When you spot something in a pin that you’d like to know more about, tap on the search tool that’ll appear in the corner of the image. Then select the specific part of the pin you’re interested in (kind of like cropping the image), and Pinterest’s deep learning algorithm will scan that selection and pull up associated pins that it thinks match. The company says that you’ll be able to further filter the results by topic.


This new visual search tool builds upon services that Pinterest has debuted over the past couple of years. Two years ago, the company debuted Related Pins, which showed you results based on pins you’ve liked or things that you’ve saved on boards.That capability was updated earlier this year when Pinterest enhanced its search with deep learning and announced plans to utilize object recognition (!), through its acquisition of VisualGraph.

Another key component of this visual search tool is Guided Search, which launched in 2014. This is a tool that provides you with pins based on what you’ve typed into your search — even if you didn’t know exactly what you’re looking for. Kevin Ma, software engineer on Pinterest’s Discovery team, stated previously, “Since its launch, Guided Search has become an important driver of Pinterest search traffic and Pinner engagements.”

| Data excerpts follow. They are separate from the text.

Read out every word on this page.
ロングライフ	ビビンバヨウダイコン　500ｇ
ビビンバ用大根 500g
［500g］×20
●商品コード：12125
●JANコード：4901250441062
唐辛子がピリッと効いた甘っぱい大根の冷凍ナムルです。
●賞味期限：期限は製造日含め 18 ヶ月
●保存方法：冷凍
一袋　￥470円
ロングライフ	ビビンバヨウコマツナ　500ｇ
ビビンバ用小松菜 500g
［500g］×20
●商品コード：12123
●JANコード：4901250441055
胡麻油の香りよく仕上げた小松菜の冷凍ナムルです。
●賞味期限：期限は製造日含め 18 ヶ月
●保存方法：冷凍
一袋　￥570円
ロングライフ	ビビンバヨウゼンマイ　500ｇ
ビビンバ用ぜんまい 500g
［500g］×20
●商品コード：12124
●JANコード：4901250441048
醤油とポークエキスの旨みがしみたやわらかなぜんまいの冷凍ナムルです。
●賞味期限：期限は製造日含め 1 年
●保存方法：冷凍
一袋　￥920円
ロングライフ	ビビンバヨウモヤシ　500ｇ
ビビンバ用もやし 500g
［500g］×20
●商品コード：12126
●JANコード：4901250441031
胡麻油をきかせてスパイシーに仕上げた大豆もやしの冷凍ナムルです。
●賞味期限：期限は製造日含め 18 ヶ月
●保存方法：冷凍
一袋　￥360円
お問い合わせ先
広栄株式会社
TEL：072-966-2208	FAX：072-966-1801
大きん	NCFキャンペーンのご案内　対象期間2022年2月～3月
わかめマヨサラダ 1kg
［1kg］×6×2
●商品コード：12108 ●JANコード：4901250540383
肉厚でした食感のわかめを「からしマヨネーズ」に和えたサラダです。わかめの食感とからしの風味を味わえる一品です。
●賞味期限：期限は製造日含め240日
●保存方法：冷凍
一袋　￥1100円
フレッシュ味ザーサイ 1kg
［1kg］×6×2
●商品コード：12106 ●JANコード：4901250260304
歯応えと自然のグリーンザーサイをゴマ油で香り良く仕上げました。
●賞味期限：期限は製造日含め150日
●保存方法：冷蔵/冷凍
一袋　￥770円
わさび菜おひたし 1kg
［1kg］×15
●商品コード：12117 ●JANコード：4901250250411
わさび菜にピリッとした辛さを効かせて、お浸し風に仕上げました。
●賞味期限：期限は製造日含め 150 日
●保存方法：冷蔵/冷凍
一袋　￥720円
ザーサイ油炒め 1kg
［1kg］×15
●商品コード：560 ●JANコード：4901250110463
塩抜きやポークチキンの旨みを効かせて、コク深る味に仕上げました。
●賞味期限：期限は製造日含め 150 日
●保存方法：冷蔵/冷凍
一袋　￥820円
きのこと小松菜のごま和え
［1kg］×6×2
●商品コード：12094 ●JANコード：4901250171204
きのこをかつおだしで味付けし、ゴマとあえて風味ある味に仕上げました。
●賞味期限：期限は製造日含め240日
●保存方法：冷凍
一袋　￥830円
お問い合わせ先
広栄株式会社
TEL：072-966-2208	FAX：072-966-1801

Pinterest said that it took four engineers a few months to develop the core functionality of this visual search system. The company collaborated with the Berkeley Vision and Learning Center to apply deep learning to analyze images across its “annotated dataset of billions of pins.” As a result of this project, the team built a distributed index and search system with open source tools to enable Pinterest’s back end to scan the massive numbers of images within Pinterest’s database.

The collaboration with the Berkeley Vision and Learning Center isn’t surprising, as the two have a pre-existing partnership. In fact, the center’s director, Professor Trevor Darrell, is an advisor to the company, and Pinterest has hired two of the center’s alumni.

With the initial application of deep learning, you can expect some errors, but Pinterest said that as you post to the site, the technology will adapt, making visual discovery that much better.

This visual search capability will likely mesh well with Pinterest for both users and brand advertisers. For the former, it’ll become easier to find things by just pointing and clicking (in a manner of speaking). Brands, on the other hand, may see an opportunity to apply a Promoted Pin, so if you’re looking for a dining room table from IKEA, or perhaps a suit from Tom Hardy, or even that Omega watch from the new James Bond movie Spectre, brands can have their pins show up in your feed as being related. Pinterest hasn’t disclosed how this will work, but it’s something we will likely see in future.

Pinterest certainly isn’t the only one deploying image recognition to improve search — Google, Facebook, and Snapchat (to name a few) have also been utilizing the technology — but the recent development is significant for the company. Billing itself as a visual search and discovery engine, Pinterest wants to become the new Google, giving users the ability to just browse and click to find what they’re interested in. And if a picture is worth a thousand words, these pins will definitely say a lot.